La storia del disco:
"Strati": si traduce così, in italiano, il titolo dell'album di debutto di Kungs, dj francese classe 1996 che negli ultimi mesi ha riscosso ottimi successi internazionali grazie a "This girl", hit che ha conquistato le prime posizioni della classifica nel Regno Unito, in Francia, Germania, Belgio e Portogallo. Nel nostro Paese, il brano è stato uno dei tormentoni dell'estate 2016, vincendo anche il Coca-Cola Summer Festival. Si tratta essenzialmente di una canzoncina che mischia sonorità tropical house ad altrepiù dance e ballabili e che, a livello di produzione, strizza l'occhio alle hit confezionate dal duo Diplo-Skrillez per Justin Bieber, ma che - sotto i vari strati, ecco - nasconde anche un'anima più suonata.



Come suona e cosa c’è dentro:
Sì, perché anche se la passione di Valentin Brunel - questo il vero nome del dj - per la console è grande e forte, il ragazzo è cresciuto ascoltando anche musica suonata: tra le sue influenze musicali Kungs ha messo gli Who e i Kooks. E i primi remix che ha realizzato sono stati quelli di pezzi come "Jammin'" di Bob Marley e "Clocks" dei Coldplay. "Layers" è proprio come "This girl": i 12 pezzi contenuti all'interno del disco sono tutti caratterizzati da sonorità deep house e tropical house, ma si prestano ad essere suonate anche in acustico, al pianoforte o alla chitarra.
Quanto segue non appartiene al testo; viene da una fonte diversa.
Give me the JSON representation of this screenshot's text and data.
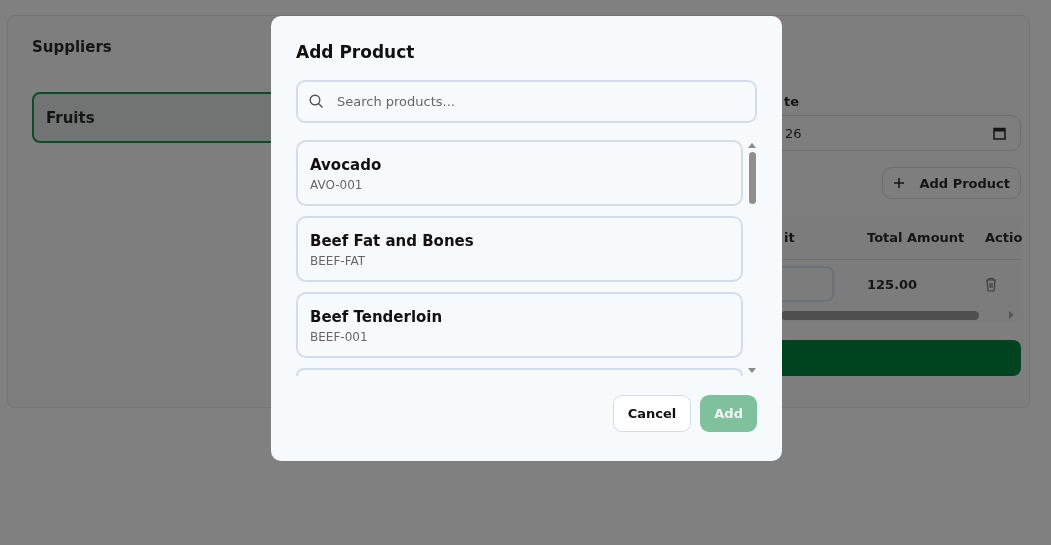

Sono pezzi dalle melodie forti e dall'anima acustica: "Don't you know" (con la voce di Jamie N Commons) sembra quasi un blues sporcato dalle sonorità incalzanti e un po' tamarre della musica house, "You remain" parte con la voce del vocalist accompagnata dalla chitarra elettrica e se nel ritornello non entrassero quelle trombette tropical la si potrebbe definire a tutti gli effetti una canzone vicina al cantautorato britannico dei giorni nostri.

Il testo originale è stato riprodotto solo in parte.